Altri nomi sono: Cane del Congo, Cane degli Egizi, Cane della boscaglia africana, Cane che non abbaia, Avuvi, Ango Angari.
Sui graffiti egizi le prime immagini di questo animale. Lo si credeva completamente estinto, ma gli inglesi colonizzando l'africa lo riscoprirono nelle regioni tra il Congo e il sud del Sudan a meta del 1800. Le tribu Pigmee ne sfruttavano l'eccellente vista, la velocità e la silenziosità per la caccia. Era utilizzato anche come guida nella foresta e come segnalatore di animali feroci. Portato in Inghilterra e affinato a partire dagli anni trenta. Poco conosciuto in Italia.

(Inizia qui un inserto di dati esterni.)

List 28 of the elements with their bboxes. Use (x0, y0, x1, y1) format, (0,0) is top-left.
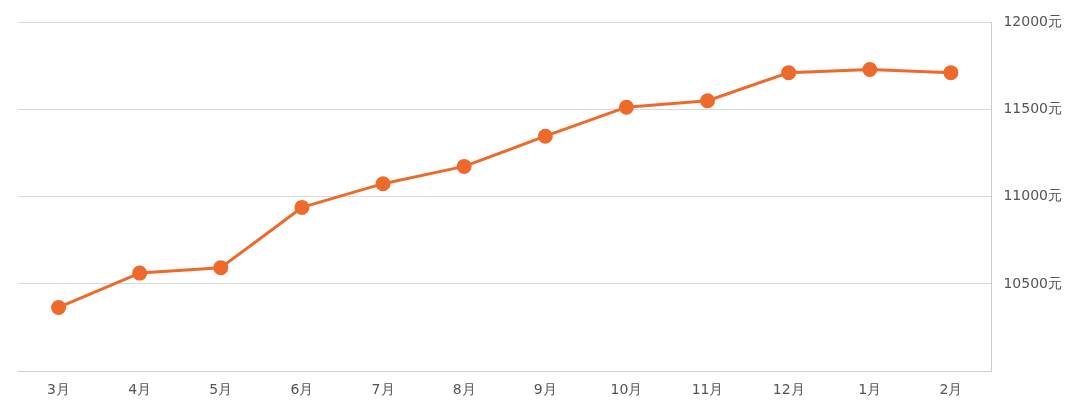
point (51, 299, 67, 315)
y-tick-label: 12000元 (1003, 12, 1063, 29)
point (781, 65, 797, 81)
point (537, 128, 553, 144)
y-tick-label: 11000元 (1003, 187, 1063, 204)
point (700, 93, 716, 109)
point (132, 265, 148, 281)
x-tick-label: 10月 (610, 381, 643, 398)
x-tick-label: 12月 (772, 381, 805, 398)
point (862, 61, 878, 77)
y-tick-label: 10500元 (1003, 274, 1063, 291)
x-tick-label: 11月 (691, 381, 724, 398)
point (294, 199, 310, 215)
x-tick-label: 6月 (290, 381, 314, 398)
x-tick-label: 8月 (452, 381, 476, 398)
x-tick-label: 3月 (47, 381, 71, 398)
x-tick-label: 7月 (371, 381, 395, 398)
x-tick-label: 1月 (858, 381, 882, 398)
x-tick-label: 2月 (939, 381, 963, 398)
point (213, 260, 229, 276)
point (456, 158, 472, 174)
x-tick-label: 5月 (209, 381, 233, 398)
point (618, 99, 634, 115)
point (943, 65, 959, 81)
x-tick-label: 9月 (533, 381, 557, 398)
y-tick-label: 11500元 (1003, 99, 1063, 116)
x-tick-label: 4月 (128, 381, 152, 398)
point (375, 176, 391, 192)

È un cane da caccia o da compagnia. Non abbaia, emette solo raramente dei guaiti o degli ulutati. Molto pulito si pulisce come un gatto e non ha odore. Cane affettuoso, ma indipendente quasi come un gatto. Tratta l'uomo come un amico e non si sottomette a nulla. Temerario, non mostra paura praticamente per nulla. Questo puo essere un grosso handicap, quando insegue macchine o camion o anche treni come se fossero delle prede. Ama porsi in posizioni sollevate, dove può controllare meglio il territorio. Dolce con i bambini. La sua indipendenza lo rende famoso anche per le sue fughe. Necessita di molta compagnia, se cresciuto solo puo diventare molto distruttivo. Odia la piogga.
Onnivoro e poco esigente, mangia meno di un normale cane della sua taglia. Le sue possenti mandibole gli permettono di mangiare anche ossa normalmente proibite ai cani come pollame e coniglio.